Каждое утро переодевайся в казенное, без карманов, каждый вечер подставляй задний проход для досмотра:
– Как будто я вор…
Сейчас не понять, как шла почта, как ездили через фронты. Бабушка получила письмо, что у деда испанка, и прорвалась в Москву. Спасла – может быть, не от одной болезни: в бреду дед вскакивал и искал веревку:
– Да как же это я Троцкого не удавил…
В двадцатом к деду поехала мама, отъехала пустяк – сняли в тифу в Саратове:
– Бабы несут в барак. Отдыхают – носилки на снег ставят. Я ору: – Замерзну! – Стала поправляться, врач – симпатичный был, говорит: – Если останетесь здесь, в бараке – еще что-нибудь подцепите, тогда вам не выкарабкаться. – Ко мне все всегда хорошо относились. Я написала отцу Маруськи Яновской: если бы ваша Маруся оказалась в таком положении, моя мама ее на произвол не бросила бы. Он прикатил на извозчике, вовсю понукает, боится, что я замерзну. Я выздоровела, хочу в Москву. Комиссар на вокзале говорит: – Поймите, мне вас жалко. Вас первый отряд снимет с поезда – и на трудфронт. – А я сержусь, ничего не понимаю: почему снимут, какой трудфронт?
В одно время с папой мама оказалась на Волге и даже при сельском хозяйстве: для проформы записалась в землемерный техникум.
Наверно, это было хорошее время Саратова: Волга, воля, старые шоры спали, новых еще не надели. Была публика – вчерашние студенты из столиц, беженцы из западных губерний.
– Поляк, лощеный такой, пши-вши, все расшаркивается. Я, говорит, сильный, я этот арбуз вам сейчас донесу. А арбуз – во какой, невподъем. Он нагнулся – трыкнул…
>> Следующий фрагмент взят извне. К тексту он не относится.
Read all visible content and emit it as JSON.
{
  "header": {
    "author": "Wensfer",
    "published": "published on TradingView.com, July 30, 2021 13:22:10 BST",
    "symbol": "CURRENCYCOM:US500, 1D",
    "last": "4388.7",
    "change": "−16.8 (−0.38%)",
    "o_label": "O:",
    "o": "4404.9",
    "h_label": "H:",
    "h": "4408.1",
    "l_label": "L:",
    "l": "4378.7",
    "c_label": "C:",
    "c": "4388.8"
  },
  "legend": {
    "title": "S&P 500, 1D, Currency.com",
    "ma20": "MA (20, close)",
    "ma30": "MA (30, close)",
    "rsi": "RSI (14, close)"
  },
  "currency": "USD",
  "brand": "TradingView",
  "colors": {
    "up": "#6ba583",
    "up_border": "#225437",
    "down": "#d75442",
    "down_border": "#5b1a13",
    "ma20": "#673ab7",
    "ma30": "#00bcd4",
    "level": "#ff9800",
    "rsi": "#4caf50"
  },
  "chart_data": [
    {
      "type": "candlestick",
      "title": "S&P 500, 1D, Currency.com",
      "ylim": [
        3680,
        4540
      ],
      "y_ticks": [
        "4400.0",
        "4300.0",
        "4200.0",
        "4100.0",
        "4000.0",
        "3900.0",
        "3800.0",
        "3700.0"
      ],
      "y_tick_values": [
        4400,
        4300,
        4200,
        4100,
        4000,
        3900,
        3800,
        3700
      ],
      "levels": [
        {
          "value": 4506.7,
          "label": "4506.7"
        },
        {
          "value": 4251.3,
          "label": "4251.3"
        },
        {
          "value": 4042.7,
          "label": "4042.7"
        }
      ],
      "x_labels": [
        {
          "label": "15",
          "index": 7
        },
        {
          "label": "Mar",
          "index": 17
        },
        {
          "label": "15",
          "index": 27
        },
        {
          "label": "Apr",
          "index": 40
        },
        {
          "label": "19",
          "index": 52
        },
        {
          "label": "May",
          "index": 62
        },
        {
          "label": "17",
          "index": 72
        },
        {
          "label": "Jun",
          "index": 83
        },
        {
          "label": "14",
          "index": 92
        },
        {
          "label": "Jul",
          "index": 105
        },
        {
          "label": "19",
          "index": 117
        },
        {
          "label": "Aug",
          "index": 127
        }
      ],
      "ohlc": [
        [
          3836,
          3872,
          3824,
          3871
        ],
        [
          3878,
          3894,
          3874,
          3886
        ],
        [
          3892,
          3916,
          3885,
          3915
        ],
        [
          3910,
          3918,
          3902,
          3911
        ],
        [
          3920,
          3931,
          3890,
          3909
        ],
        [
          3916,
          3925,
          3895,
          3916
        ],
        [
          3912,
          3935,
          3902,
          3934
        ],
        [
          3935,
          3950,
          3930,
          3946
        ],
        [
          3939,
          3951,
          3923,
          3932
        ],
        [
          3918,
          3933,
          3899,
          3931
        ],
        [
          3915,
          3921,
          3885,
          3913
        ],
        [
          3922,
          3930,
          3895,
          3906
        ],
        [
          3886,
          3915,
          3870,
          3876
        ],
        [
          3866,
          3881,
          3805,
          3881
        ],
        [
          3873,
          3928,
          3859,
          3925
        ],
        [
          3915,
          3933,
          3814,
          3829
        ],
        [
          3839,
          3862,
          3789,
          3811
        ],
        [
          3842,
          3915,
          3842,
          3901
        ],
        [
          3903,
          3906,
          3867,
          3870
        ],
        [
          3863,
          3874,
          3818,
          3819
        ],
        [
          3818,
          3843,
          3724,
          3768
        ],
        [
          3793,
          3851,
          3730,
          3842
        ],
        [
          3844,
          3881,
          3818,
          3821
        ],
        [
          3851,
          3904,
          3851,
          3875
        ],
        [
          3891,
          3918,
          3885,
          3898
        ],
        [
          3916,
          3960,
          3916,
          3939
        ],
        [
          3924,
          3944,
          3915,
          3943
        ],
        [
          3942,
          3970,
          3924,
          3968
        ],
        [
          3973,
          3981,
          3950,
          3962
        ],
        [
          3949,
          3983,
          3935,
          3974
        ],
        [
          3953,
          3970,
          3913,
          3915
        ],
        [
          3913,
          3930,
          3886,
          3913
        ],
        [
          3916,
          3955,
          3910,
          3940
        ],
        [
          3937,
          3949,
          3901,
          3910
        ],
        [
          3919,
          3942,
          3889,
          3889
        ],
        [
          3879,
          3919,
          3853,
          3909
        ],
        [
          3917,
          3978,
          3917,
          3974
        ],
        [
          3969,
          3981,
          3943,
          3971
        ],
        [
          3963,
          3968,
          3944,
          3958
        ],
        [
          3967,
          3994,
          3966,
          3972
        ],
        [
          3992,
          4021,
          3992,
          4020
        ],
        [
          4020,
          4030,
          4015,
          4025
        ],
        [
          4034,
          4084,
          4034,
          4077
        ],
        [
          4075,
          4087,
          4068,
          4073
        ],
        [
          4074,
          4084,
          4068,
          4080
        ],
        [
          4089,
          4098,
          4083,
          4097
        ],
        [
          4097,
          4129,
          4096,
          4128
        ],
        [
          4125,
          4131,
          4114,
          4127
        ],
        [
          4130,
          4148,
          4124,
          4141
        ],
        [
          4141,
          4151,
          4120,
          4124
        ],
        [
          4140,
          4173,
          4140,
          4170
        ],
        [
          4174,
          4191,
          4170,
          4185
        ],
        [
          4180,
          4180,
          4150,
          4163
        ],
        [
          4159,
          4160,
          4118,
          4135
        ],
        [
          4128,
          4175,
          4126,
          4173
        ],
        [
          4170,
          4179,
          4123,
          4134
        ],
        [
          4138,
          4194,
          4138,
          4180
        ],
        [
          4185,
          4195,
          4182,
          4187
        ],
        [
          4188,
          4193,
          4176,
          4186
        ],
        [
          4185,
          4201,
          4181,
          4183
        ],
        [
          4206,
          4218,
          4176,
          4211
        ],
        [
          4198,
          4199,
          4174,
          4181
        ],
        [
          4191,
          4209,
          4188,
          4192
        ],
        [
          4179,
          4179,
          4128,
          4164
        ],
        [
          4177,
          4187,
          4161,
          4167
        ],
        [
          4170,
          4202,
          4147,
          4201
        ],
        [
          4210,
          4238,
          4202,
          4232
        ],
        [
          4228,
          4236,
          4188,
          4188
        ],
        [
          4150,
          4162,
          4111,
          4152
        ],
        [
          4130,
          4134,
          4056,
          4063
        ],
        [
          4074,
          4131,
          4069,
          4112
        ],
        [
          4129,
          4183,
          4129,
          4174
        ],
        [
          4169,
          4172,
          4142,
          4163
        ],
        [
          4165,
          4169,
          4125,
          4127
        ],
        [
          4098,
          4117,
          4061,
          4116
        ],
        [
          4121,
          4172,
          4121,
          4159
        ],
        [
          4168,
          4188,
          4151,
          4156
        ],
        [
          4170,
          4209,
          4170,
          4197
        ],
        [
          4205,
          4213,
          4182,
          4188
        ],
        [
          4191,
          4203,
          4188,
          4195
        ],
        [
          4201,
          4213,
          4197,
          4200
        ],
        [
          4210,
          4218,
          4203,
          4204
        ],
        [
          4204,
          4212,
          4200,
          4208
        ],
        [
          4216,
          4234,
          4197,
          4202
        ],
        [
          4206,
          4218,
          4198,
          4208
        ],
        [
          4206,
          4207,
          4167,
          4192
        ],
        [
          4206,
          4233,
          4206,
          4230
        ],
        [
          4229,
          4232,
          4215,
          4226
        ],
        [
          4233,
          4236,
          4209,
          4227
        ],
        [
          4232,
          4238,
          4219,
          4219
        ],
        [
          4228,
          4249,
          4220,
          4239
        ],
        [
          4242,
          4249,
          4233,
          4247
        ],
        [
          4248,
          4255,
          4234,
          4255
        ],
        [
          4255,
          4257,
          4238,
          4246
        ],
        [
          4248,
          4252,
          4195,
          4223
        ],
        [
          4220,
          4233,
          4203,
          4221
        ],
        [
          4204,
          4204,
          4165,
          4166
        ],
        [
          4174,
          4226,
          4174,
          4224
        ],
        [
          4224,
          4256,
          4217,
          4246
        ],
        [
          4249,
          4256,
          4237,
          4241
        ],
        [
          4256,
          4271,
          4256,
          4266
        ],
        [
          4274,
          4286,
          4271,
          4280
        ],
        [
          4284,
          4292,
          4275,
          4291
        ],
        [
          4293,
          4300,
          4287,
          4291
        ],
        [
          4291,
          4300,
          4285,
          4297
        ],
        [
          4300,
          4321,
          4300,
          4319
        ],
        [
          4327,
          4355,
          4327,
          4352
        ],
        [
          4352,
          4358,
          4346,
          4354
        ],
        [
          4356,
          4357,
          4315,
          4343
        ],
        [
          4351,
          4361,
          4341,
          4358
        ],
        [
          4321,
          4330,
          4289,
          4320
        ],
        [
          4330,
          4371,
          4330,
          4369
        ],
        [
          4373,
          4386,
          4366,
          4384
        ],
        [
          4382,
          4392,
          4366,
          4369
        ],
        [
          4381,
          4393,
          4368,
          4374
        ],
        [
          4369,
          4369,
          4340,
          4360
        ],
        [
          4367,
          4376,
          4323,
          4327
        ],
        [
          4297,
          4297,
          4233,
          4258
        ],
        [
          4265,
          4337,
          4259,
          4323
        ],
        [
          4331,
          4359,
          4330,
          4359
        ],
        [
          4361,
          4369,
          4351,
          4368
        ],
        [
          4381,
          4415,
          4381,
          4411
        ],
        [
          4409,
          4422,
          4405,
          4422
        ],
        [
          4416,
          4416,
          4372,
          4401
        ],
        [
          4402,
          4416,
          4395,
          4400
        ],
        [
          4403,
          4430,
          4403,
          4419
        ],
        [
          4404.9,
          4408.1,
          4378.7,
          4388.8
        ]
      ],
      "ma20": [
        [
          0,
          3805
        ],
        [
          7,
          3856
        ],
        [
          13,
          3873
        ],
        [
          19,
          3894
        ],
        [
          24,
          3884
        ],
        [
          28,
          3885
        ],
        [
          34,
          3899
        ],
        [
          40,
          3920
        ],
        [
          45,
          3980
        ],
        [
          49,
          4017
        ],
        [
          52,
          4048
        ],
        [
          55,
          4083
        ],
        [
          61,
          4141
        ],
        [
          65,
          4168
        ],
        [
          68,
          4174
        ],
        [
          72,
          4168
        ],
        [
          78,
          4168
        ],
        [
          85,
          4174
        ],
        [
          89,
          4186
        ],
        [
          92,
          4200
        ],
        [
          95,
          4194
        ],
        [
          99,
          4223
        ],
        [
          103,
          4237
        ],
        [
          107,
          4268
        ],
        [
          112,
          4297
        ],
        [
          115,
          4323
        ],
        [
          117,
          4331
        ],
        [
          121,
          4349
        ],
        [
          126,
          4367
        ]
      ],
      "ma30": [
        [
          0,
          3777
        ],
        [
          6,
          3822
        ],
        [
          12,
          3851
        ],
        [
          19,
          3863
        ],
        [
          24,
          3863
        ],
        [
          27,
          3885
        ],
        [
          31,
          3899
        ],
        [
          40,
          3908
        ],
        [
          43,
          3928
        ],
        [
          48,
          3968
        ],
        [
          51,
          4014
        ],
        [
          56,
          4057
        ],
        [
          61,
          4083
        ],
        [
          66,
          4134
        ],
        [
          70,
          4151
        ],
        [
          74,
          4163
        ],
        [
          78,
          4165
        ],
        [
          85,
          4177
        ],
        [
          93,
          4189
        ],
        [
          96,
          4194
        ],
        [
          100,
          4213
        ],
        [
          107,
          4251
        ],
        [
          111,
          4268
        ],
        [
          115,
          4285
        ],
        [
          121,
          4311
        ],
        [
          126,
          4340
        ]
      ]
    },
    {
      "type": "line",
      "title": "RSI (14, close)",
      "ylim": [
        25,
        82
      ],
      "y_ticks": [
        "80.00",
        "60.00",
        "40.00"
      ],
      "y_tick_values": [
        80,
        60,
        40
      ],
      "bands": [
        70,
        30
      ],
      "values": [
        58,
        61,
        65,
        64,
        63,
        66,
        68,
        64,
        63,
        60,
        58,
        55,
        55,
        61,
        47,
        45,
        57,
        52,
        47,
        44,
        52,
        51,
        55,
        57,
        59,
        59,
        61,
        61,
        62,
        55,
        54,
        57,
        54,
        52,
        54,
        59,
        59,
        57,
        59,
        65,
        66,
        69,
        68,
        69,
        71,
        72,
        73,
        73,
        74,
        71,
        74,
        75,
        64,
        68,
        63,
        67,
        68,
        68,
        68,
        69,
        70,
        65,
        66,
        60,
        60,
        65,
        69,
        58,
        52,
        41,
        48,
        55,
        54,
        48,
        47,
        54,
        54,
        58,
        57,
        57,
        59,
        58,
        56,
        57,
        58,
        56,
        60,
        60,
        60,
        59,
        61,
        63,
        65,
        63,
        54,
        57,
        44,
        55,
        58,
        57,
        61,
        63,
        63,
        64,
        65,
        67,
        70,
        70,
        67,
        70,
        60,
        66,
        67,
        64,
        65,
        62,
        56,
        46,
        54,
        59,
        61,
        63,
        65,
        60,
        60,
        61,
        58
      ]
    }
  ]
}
Поклонников у мамы – тьма-тьмущая. Даже в дикой Ахтубе, не считая пентюха Яновского и мимолетных офицеров, был, солидно ухаживал управляющий баскунчакскими соляными промыслами пятидесятилетний инженер Третьяк. Гонял для нее паровозик, устраивал пикники на верблюдах – отсюда и фотография.
В Саратове и без бабушкина надзора ничего такого быть не могло: слишком мама всего боялась, да и Саратов воспринимала как продолжение гимназических балов, не более. Днем и ночью общество, гуляния, лодки, песни.